The whole new venture thing seems to me to come off like a chef that starts selling frozen dinners with his/her name on it. I do not have high hopes.

New poll from Greenberg Quinlan Rosner Research (Democracy Corps):

:dubious: Yeah its the media:rolleyes:

You mad bro? When you bluff (and not raising the debt ceiling better be a bluff) and someone comes back at you all in, you’re supposed to fold. As long as Obama doesn’t cave in, the Republicans are in an untenable position. They have threatened the economic welfare of the nation to push their agenda and now it looks like they can either surrender unconditionally and take a huge hit or kill the hostage and get mowed down at the next election.

I don’t see why he has to give them anything? His rhetoric indicates he will not.

I suspect this may be the fig leaf but then he’s not really giving up anything.

I’ve also seen Republicans say “just let Obamacare happen and then people will see how horrible it is” The problem is that the objection to Obamacare is not that it will be unpopular (you don’t have to take the economy hostage to overturn an unpopular law), their concern is that it will be popular and create another permanent entitlement.
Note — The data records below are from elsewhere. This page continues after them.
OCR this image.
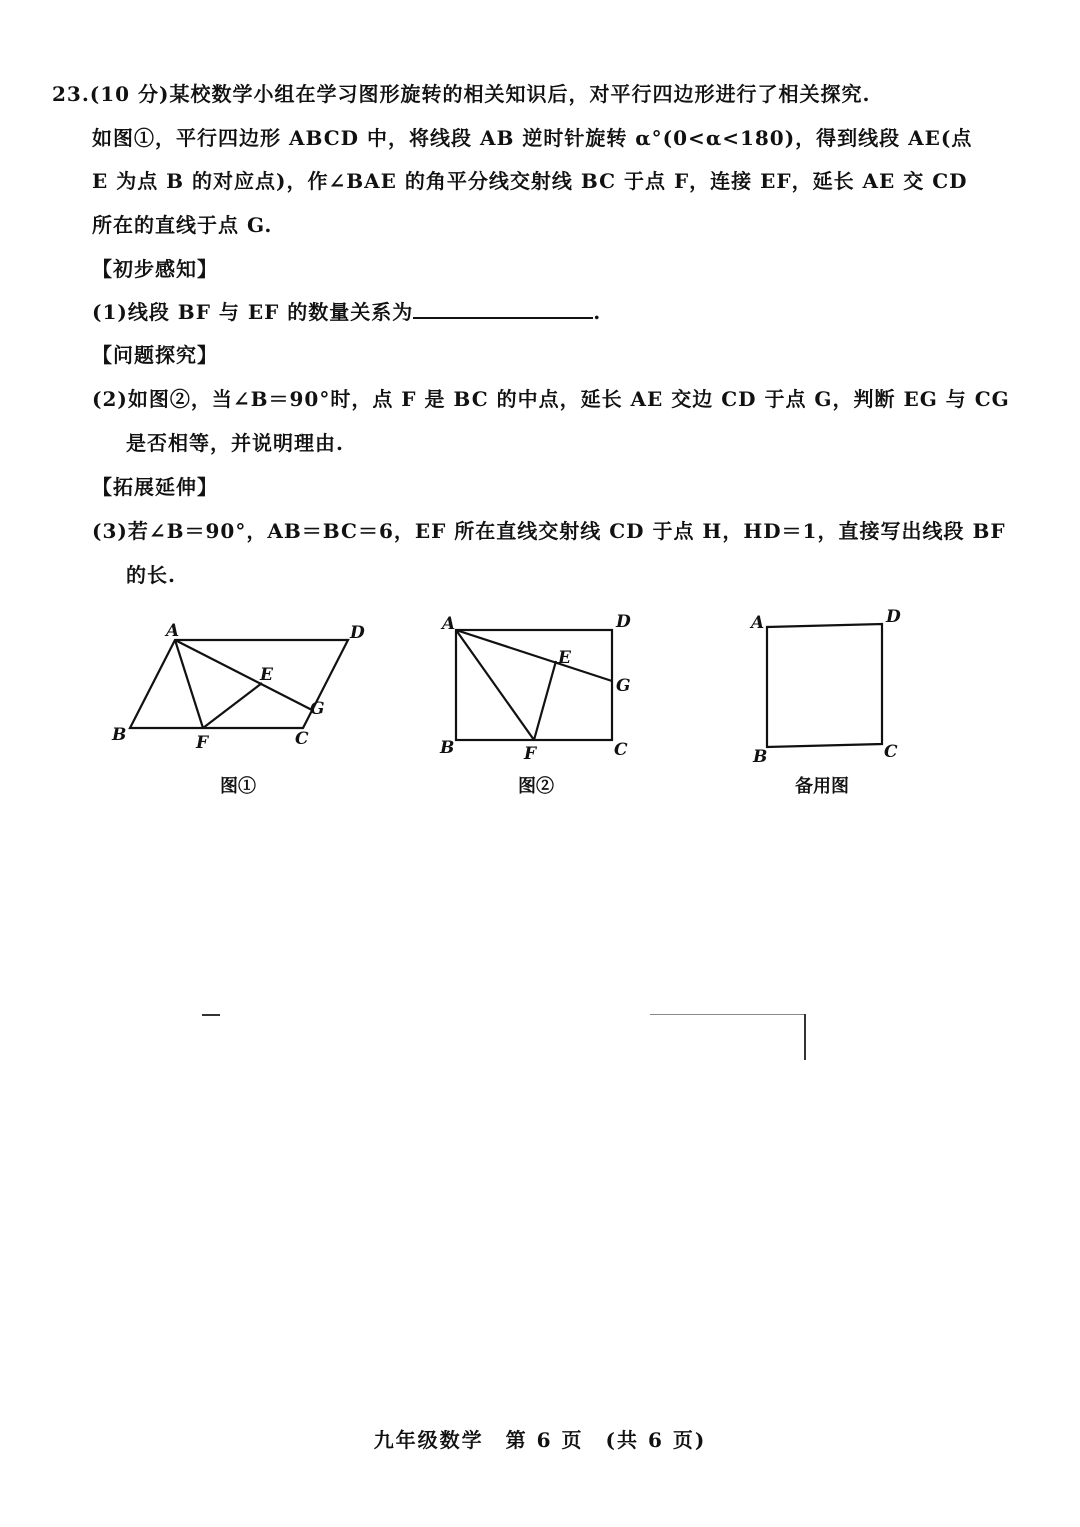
23.(10 分)某校数学小组在学习图形旋转的相关知识后，对平行四边形进行了相关探究.
如图①，平行四边形 ABCD 中，将线段 AB 逆时针旋转 α°(0<α<180)，得到线段 AE(点
E 为点 B 的对应点)，作∠BAE 的角平分线交射线 BC 于点 F，连接 EF，延长 AE 交 CD
所在的直线于点 G.
【初步感知】
(1)线段 BF 与 EF 的数量关系为	.
【问题探究】
(2)如图②，当∠B＝90°时，点 F 是 BC 的中点，延长 AE 交边 CD 于点 G，判断 EG 与 CG
是否相等，并说明理由.
【拓展延伸】
(3)若∠B＝90°，AB＝BC＝6，EF 所在直线交射线 CD 于点 H，HD＝1，直接写出线段 BF
的长.
A	D
B	F	C
E
G
图①
A	D
B	F	C
E
G
图②
A	D
B	C
备用图
九年级数学　第 6 页　(共 6 页)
Then the Republicans will have to claw and scratch to try and fix Obamacare with little to no political capital because they were so dead set against it in the first place.
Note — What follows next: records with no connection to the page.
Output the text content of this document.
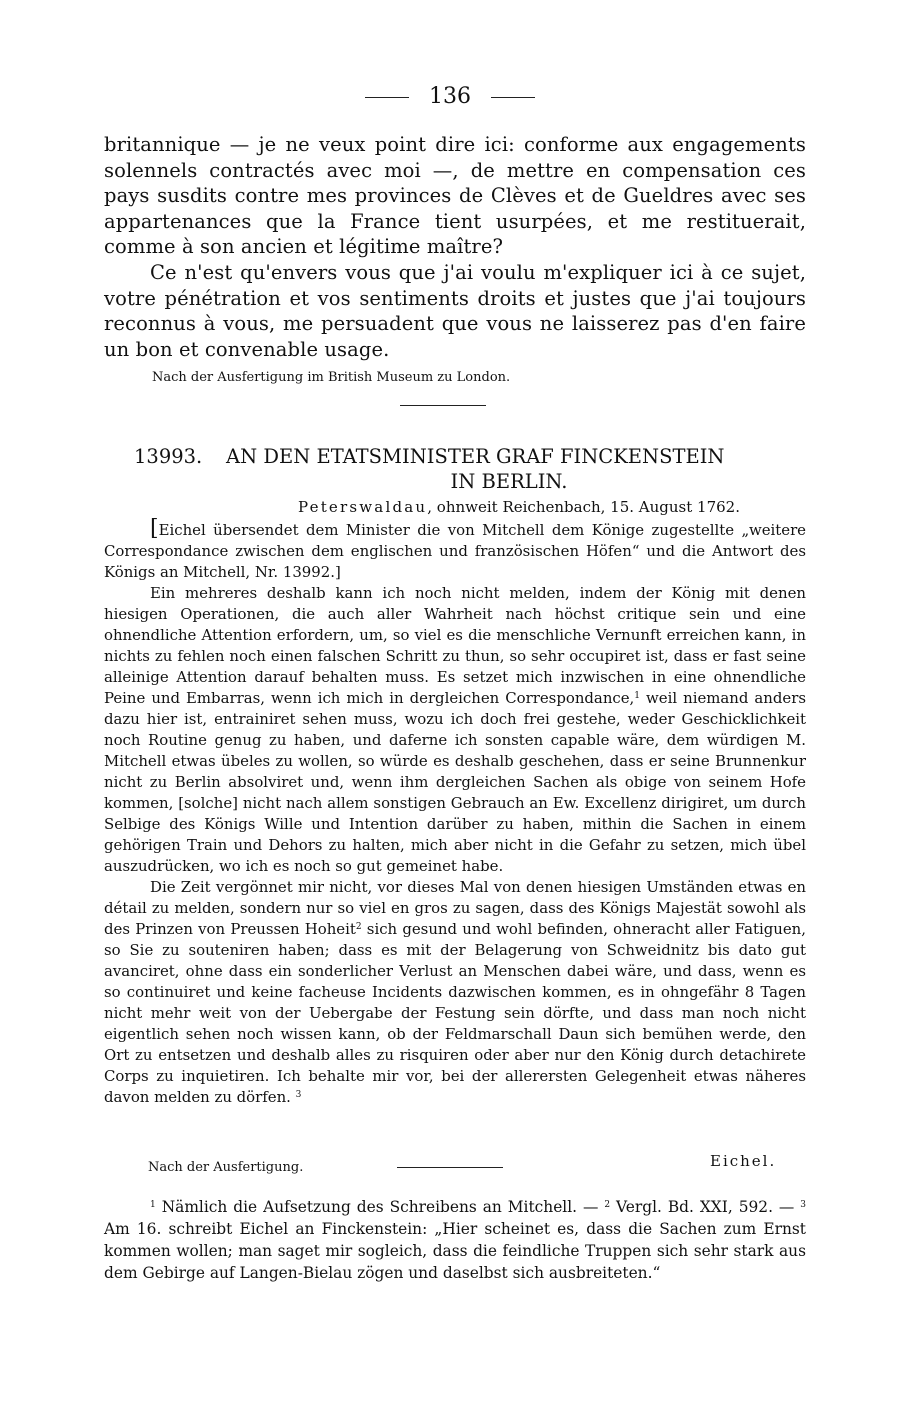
136

britannique — je ne veux point dire ici: conforme aux engagements solennels contractés avec moi —, de mettre en compensation ces pays susdits contre mes provinces de Clèves et de Gueldres avec ses appartenances que la France tient usurpées, et me restituerait, comme à son ancien et légitime maître?

Ce n'est qu'envers vous que j'ai voulu m'expliquer ici à ce sujet, votre pénétration et vos sentiments droits et justes que j'ai toujours reconnus à vous, me persuadent que vous ne laisserez pas d'en faire un bon et convenable usage.

Nach der Ausfertigung im British Museum zu London.
13993. AN DEN ETATSMINISTER GRAF FINCKENSTEIN
IN BERLIN.
Peterswaldau, ohnweit Reichenbach, 15. August 1762.

[Eichel übersendet dem Minister die von Mitchell dem Könige zugestellte „weitere Correspondance zwischen dem englischen und französischen Höfen“ und die Antwort des Königs an Mitchell, Nr. 13992.]

Ein mehreres deshalb kann ich noch nicht melden, indem der König mit denen hiesigen Operationen, die auch aller Wahrheit nach höchst critique sein und eine ohnendliche Attention erfordern, um, so viel es die menschliche Vernunft erreichen kann, in nichts zu fehlen noch einen falschen Schritt zu thun, so sehr occupiret ist, dass er fast seine alleinige Attention darauf behalten muss. Es setzet mich inzwischen in eine ohnendliche Peine und Embarras, wenn ich mich in dergleichen Correspondance,$^1$ weil niemand anders dazu hier ist, entrainiret sehen muss, wozu ich doch frei gestehe, weder Geschicklichkeit noch Routine genug zu haben, und daferne ich sonsten capable wäre, dem würdigen M. Mitchell etwas übeles zu wollen, so würde es deshalb geschehen, dass er seine Brunnenkur nicht zu Berlin absolviret und, wenn ihm dergleichen Sachen als obige von seinem Hofe kommen, [solche] nicht nach allem sonstigen Gebrauch an Ew. Excellenz dirigiret, um durch Selbige des Königs Wille und Intention darüber zu haben, mithin die Sachen in einem gehörigen Train und Dehors zu halten, mich aber nicht in die Gefahr zu setzen, mich übel auszudrücken, wo ich es noch so gut gemeinet habe.

Die Zeit vergönnet mir nicht, vor dieses Mal von denen hiesigen Umständen etwas en détail zu melden, sondern nur so viel en gros zu sagen, dass des Königs Majestät sowohl als des Prinzen von Preussen Hoheit$^2$ sich gesund und wohl befinden, ohneracht aller Fatiguen, so Sie zu souteniren haben; dass es mit der Belagerung von Schweidnitz bis dato gut avanciret, ohne dass ein sonderlicher Verlust an Menschen dabei wäre, und dass, wenn es so continuiret und keine facheuse Incidents dazwischen kommen, es in ohngefähr 8 Tagen nicht mehr weit von der Uebergabe der Festung sein dörfte, und dass man noch nicht eigentlich sehen noch wissen kann, ob der Feldmarschall Daun sich bemühen werde, den Ort zu entsetzen und deshalb alles zu risquiren oder aber nur den König durch detachirete Corps zu inquietiren. Ich behalte mir vor, bei der allerersten Gelegenheit etwas näheres davon melden zu dörfen. $^3$

Eichel.
Nach der Ausfertigung.

$^1$ Nämlich die Aufsetzung des Schreibens an Mitchell. — $^2$ Vergl. Bd. XXI, 592. — $^3$ Am 16. schreibt Eichel an Finckenstein: „Hier scheinet es, dass die Sachen zum Ernst kommen wollen; man saget mir sogleich, dass die feindliche Truppen sich sehr stark aus dem Gebirge auf Langen-Bielau zögen und daselbst sich ausbreiteten.“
I’ve also heard a lot more “a pox on both their houses” sort of sentiment than I thought I would from people who are usually more thoughtful about these things.

Well they’re both still unpopular among conservatives.

His record indicates otherwise, but perhaps he’s finally fucking learned.

For some, the second item there may be a factor, but fundamentally it’s only the first one - that the party that fought Social Security and Medicare and has paid the electoral price ever since, will continue that pattern for another couple of generations. Their electoral position is already hanging by a thread - they can no longer win the Presidency on their own efforts and merits, given demographics and the EC; they are in a minority in the Senate when in a more traditional world they’d have taken it last time, and they hold the House only by gerrymandering and that may be very short-lived. The American voting tradition of party-splitting is pretty well broken now, they’re the ones that broke it, and their best opportunity now is to keep the base riled up enough to turn out on Election Day.

Oh, that shit is just easy *and *fun, and gives you a warm sense of self-righteousness too.

As to the first part, call it a fig leaf, or call it “trading” … the rhetoric has included the promise of dealing … just no explicit deals made while the hostage is held with a gun to the head. The promise of a deal to be made later is within his position however.

As to the second, this poll, from before this mess, showed how true it is. Big shifts with a preference for the same party being higher than ever before (38%) and preference for different parties lower than ever (23%). A WSJ poll from a year ago also showed the same: a preference for same party by a margin of 52 to 39, compared to 29 to 62 two years ago.

Hard to know how much more so people feel that way now.

OK, reality check. Assuming that, for whatever reason, Obama comes to the conclusion that the Insane Clown Posse will fucking do it, will send the our economy and God alone knows what all over the cliff…

Doesn’t he have to cave? If the damage to him is bad, and the damage to us is bad, but the alternative is disaster, isn’t it his duty to give up? If I wanted firm machismo and bravado, I would have voted for McCain. I didn’t, and I don’t.

Keep in mind, some of the idjits have been publicly saying, sure, go ahead, cut the red wire, nothing will happen! So Krugman and a bunch of liberal economists say it would be a nuclear shitstorm, but Rand Paul and Ted Cruz know all about that stuff and they say everything will be ok…

To oversimplify, if he’s playing chicken with people who are too fucking stupid to flinch…then he has to, right?